Western New York winters can be cold, hard, and colorless. The days get shorter and the nights get darker—but that doesn’t mean you can’t create a few bright spots inside your home this winter.
Here are three of our favorite houseplants to warm up your home this winter.
Snake Plants (Sansevieria)
Snake plants are derived from temperate climates, such as the tropical and sub-tropical regions of Europe, Africa, and Asia—but do they have what it takes to flourish indoors during the winter? The answer is yes! In fact, the snake plant is one of the most tolerant indoor plants you can grow at home.
We recommend snake plants as houseplants during the winter—not just because they’re so easy to manage.
Fun fact: In Ancient China, the snake plant was believed to represent the “eight virtues”: long life, intelligence, art, beauty, poetry, strength, health, and prosperity.
Place your snake plants near windows or other parts of your home where low light and warm or humid conditions are prominent. A steady light is okay, too. Near a window in your bathroom, for example, is an excellent place for your snake plant to thrive.
For this plant, you’ll need a loose, well-drained potting mix or sandier soils. An all-purpose cactus potting soil will work perfectly. During the winter, you need to water the snake plant only once per month. Be wary of overwatering, though, and always check the soil to make sure it’s dry so you don’t overdo it.
There are at least six different types of snake plants, all of which grow upward and outward with varying degrees of leaves. Some are short and squat. Which snake plant is right for you? Drop by Lockwood’s and we’ll help you pick one out!
From the Lockwood’s staff: “Snake Plants are great for air purification and are a great option for people beginning to get into house plants.”
Bromeliads are bright, long-lasting houseplants that will give your home the vibrant energy of a tropical paradise. Their orange, magenta, and golden plumes plus green leaves are enough to spruce up any kitchen, living room, or home office. If you’re looking for a lovely, low-maintenance houseplant to brighten your spirits all winter long, this plant is for you.
To create the best environment for bromeliads inside your home, put them where they will receive medium to bright light. If bromeliads get too much sun, they can get sunburn spots, so keep an eye out for any discoloration or irregularities there. Generally speaking, though, sun-splashed countertops or tabletops are safe spaces for bromeliads to grow.
Fun fact: Did you know that the pineapple is a bromeliad? Yep, and it’s the only bromeliad to produce fruit. Will your bromeliad produce pineapple?! Sadly, no. But if you’re keeping your bromeliad in the kitchen, its Central American roots might inspire you to be more creative with your cooking this winter!
Bromeliads are built to withstand droughts, so they do not require much watering. In the winter, a healthy watering once or twice a month should do just fine. But be careful! Bromeliads do not like to be submerged in water, so don’t fill your flower pots up to the brim with water.

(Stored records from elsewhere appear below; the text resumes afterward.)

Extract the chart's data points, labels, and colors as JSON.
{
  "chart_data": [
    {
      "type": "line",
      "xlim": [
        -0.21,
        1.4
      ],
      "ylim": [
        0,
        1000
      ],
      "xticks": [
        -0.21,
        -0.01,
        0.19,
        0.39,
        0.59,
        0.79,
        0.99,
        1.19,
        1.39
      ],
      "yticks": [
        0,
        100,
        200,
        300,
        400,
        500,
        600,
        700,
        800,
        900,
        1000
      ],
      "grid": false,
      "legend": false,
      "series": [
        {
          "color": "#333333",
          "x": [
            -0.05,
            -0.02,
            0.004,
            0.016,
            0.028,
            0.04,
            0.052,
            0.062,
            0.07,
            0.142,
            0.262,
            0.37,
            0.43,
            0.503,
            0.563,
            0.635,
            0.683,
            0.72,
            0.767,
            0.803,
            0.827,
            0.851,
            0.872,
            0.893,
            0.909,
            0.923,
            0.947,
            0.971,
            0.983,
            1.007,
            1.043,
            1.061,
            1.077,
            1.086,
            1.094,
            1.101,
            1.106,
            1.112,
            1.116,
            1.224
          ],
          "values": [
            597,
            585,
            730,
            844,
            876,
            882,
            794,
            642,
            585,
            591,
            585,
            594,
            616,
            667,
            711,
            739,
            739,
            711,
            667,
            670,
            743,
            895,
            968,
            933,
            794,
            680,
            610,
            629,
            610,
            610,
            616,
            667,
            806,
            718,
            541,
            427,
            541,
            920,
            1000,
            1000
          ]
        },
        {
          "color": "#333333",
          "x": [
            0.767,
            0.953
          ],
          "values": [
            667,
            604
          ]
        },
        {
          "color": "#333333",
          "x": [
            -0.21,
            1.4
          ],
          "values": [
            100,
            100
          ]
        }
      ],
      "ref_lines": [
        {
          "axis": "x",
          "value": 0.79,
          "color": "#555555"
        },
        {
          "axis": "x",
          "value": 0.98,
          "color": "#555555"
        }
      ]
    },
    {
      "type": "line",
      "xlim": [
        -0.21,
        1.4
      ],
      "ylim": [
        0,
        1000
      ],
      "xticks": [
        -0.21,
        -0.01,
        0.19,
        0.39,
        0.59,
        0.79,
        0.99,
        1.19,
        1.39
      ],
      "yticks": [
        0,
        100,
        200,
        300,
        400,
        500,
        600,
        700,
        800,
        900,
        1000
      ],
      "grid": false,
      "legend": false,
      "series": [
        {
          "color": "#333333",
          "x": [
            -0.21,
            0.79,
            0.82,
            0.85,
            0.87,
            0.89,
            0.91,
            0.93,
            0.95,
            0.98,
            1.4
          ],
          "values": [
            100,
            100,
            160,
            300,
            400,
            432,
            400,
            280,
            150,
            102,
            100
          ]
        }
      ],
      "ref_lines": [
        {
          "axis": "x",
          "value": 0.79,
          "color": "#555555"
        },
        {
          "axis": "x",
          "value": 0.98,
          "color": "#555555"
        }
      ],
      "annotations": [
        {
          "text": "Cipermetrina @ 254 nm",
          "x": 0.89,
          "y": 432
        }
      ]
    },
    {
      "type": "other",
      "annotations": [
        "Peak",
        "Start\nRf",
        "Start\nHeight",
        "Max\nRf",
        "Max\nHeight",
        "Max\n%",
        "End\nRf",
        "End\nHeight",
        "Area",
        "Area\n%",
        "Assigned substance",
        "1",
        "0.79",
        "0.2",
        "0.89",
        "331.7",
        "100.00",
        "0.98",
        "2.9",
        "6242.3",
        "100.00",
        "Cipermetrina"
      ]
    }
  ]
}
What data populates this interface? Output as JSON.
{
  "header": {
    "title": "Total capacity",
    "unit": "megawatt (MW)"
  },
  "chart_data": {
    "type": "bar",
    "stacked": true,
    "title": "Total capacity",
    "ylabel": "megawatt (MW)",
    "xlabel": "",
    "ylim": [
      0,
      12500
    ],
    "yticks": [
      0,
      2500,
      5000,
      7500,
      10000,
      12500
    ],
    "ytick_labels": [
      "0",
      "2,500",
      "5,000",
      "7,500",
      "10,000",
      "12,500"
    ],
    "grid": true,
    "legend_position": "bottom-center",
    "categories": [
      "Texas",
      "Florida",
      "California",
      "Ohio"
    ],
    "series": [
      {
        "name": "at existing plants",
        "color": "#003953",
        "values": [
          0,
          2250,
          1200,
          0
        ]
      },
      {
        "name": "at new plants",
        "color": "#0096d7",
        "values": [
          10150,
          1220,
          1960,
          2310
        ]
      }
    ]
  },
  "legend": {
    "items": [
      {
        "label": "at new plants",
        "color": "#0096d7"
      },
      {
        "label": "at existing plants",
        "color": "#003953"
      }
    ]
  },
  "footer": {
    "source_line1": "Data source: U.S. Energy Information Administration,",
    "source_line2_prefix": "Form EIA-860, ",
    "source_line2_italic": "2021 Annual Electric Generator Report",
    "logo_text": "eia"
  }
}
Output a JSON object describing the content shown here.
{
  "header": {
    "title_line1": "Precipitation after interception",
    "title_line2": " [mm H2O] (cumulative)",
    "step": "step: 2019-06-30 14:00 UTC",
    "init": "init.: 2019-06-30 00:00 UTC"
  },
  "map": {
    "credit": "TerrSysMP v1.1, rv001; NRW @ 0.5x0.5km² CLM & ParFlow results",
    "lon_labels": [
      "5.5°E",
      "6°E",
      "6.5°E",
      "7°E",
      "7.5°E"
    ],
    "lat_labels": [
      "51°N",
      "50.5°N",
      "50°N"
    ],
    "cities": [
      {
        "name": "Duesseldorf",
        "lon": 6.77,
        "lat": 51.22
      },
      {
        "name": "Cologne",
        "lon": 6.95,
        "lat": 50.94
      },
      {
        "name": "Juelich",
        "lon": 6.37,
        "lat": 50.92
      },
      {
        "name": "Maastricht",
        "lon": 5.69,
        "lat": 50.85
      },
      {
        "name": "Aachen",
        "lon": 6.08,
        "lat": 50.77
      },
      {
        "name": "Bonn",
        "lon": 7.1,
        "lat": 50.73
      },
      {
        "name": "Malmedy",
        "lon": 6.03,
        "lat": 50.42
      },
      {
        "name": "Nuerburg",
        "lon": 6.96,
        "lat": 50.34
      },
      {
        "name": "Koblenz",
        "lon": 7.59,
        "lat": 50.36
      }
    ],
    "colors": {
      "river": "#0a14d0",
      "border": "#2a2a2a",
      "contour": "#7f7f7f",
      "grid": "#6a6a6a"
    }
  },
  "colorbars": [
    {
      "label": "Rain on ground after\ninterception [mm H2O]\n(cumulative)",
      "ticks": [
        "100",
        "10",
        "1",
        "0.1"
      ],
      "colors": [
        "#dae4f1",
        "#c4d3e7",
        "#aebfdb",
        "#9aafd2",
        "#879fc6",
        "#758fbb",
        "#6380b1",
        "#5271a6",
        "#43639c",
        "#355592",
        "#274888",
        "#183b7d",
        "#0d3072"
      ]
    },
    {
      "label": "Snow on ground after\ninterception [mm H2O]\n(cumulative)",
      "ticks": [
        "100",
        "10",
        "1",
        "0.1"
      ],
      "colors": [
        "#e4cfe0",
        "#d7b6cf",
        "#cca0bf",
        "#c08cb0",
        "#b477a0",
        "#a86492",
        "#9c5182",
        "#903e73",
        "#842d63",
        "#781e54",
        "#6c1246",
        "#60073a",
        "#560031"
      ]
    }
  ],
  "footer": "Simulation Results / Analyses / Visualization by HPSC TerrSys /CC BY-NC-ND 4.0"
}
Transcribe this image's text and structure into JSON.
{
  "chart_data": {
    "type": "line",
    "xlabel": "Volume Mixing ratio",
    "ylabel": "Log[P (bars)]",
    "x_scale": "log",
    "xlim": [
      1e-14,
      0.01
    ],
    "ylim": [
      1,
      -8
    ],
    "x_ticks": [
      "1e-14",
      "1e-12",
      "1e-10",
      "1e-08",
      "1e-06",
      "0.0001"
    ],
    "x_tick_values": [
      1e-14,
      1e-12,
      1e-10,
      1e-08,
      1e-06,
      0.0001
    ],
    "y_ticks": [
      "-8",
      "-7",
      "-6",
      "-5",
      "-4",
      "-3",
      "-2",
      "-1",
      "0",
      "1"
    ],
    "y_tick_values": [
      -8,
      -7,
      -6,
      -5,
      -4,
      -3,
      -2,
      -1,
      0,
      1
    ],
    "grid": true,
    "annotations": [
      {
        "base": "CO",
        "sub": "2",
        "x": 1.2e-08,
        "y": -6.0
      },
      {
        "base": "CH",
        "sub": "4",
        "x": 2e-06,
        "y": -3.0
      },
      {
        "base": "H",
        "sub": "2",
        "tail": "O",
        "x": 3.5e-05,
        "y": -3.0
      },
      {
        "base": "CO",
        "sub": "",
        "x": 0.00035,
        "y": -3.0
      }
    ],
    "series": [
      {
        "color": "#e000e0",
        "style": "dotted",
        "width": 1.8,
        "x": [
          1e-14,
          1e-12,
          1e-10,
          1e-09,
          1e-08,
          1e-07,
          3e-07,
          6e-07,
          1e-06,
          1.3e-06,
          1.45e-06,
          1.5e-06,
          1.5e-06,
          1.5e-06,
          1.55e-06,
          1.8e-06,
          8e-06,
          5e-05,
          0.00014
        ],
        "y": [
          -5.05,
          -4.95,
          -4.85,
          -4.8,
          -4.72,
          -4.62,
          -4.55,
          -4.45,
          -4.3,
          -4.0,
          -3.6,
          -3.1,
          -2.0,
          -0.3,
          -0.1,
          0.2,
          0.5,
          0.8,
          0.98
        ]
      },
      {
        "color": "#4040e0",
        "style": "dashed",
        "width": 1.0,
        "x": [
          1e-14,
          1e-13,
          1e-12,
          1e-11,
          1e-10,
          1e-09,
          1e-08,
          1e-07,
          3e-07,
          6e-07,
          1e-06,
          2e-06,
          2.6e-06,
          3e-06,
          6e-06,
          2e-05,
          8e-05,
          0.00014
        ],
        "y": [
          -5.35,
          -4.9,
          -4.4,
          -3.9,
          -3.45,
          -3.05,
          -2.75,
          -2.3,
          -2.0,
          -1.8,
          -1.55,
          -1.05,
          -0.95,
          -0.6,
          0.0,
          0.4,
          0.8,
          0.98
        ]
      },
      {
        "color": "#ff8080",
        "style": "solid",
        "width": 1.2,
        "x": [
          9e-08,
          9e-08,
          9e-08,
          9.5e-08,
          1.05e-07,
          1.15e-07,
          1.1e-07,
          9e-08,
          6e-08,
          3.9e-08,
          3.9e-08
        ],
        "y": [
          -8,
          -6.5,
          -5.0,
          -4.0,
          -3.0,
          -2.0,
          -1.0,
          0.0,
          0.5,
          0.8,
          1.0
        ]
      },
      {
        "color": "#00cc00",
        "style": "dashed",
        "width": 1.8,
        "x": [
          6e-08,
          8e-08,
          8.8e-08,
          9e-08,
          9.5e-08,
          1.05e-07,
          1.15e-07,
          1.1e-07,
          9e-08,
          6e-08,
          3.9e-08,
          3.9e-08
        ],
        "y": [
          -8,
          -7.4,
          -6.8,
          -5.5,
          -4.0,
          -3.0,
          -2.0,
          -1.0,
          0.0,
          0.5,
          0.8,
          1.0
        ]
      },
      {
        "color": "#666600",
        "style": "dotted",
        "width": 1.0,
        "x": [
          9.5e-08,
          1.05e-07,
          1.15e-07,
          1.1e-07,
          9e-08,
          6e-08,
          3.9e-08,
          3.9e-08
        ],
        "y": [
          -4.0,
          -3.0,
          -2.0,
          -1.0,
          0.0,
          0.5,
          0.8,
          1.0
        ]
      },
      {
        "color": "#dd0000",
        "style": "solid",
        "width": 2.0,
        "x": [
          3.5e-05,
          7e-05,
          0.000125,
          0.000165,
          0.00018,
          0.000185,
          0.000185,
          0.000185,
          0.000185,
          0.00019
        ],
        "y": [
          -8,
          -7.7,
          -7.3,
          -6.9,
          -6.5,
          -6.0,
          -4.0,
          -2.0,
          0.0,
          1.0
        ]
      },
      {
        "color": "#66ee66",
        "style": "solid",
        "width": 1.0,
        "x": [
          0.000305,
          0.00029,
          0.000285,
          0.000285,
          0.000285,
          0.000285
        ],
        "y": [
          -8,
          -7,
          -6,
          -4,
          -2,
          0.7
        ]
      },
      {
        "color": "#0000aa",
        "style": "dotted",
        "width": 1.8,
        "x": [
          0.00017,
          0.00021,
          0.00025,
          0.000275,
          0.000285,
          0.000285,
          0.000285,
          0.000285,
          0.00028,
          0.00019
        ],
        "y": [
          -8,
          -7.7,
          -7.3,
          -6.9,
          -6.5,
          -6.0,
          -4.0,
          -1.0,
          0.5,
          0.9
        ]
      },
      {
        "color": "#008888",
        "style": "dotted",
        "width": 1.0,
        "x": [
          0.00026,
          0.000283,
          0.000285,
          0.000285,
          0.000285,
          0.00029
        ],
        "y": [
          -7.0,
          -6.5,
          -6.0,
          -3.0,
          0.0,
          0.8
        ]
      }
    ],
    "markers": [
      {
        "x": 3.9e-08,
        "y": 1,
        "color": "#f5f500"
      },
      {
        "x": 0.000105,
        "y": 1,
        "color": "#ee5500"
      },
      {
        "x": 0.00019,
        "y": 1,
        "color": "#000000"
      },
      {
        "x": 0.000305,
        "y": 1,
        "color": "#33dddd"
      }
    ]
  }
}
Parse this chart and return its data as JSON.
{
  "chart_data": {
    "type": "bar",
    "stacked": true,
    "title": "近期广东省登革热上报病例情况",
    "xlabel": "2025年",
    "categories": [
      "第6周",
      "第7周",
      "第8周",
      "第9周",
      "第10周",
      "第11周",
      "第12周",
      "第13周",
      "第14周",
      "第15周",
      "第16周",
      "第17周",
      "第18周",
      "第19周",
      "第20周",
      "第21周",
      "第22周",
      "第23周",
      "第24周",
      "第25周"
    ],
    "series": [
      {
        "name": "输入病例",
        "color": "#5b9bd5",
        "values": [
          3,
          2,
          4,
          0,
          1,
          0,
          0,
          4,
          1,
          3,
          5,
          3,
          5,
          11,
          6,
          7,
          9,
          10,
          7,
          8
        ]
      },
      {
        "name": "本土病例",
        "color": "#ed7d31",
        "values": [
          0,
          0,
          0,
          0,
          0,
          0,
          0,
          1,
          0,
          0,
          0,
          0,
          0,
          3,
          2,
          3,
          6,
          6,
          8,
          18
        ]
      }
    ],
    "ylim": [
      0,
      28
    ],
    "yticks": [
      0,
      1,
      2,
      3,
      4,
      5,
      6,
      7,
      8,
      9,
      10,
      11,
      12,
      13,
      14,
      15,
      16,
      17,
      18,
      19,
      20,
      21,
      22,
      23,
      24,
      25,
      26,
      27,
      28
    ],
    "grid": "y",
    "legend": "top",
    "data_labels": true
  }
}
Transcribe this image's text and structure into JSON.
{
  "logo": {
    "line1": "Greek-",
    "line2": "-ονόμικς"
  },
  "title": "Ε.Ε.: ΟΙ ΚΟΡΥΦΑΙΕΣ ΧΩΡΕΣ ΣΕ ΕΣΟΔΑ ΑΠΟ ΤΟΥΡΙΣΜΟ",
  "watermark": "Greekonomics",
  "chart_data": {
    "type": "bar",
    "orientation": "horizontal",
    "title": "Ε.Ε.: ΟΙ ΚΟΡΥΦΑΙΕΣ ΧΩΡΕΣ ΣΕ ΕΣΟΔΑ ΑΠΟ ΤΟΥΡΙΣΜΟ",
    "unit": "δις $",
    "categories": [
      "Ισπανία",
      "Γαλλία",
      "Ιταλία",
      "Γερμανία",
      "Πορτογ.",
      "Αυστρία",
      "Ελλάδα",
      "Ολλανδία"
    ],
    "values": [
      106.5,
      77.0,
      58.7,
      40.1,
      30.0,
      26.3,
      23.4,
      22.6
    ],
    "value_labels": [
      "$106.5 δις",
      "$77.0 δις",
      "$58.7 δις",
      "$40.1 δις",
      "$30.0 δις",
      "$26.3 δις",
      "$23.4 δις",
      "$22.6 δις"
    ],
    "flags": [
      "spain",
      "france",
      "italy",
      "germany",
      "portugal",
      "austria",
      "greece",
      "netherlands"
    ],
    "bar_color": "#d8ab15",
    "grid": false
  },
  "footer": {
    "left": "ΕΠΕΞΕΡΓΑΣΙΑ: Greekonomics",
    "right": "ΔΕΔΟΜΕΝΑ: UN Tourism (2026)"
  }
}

There are a few different beautiful varieties of bromeliads. Choose your favorite plant at Lockwood’s today.
From the Lockwood’s staff: “After bromeliads bloom, they send out new shoots that can be taken off the plant to make new plants! One plant can send out as many as six new bromeliads.”
Ferns are one of the best indoor houseplants for folks with a creative spirit or flair for interior design. With the option to pot or hang these luscious plants in your home, you have more freedom to experiment with where you put them. However, humidity is helpful to ferns, so you’ll want to avoid placing them where the air will be hot or dry. In other words, do not put your ferns near heating ducts or air vents.
Bright bathrooms and kitchens are the best places for ferns to flourish. With the rich humidity of these areas, plus the medium to bright light from nearby windows, will help the ferns preserve their verdant exuberance.
While ferns should generally be moist, they should never be soggy. To measure how well your ferns are doing, judge their color and texture. If the leaves are bleached or the plant is sopping wet, you’ve overdone it one way or the other.
Fun fact: Ferns are some of the oldest plants in the world, going back about 360 million years ago! in some cultures, the fern is believed to guarantee happiness and eternal wealth.
From the Lockwood’s staff: “Our favorite varieties include ribbon and tri-color ferns. Add supplemental humidity around the fern. However, the fern should not stand in water.”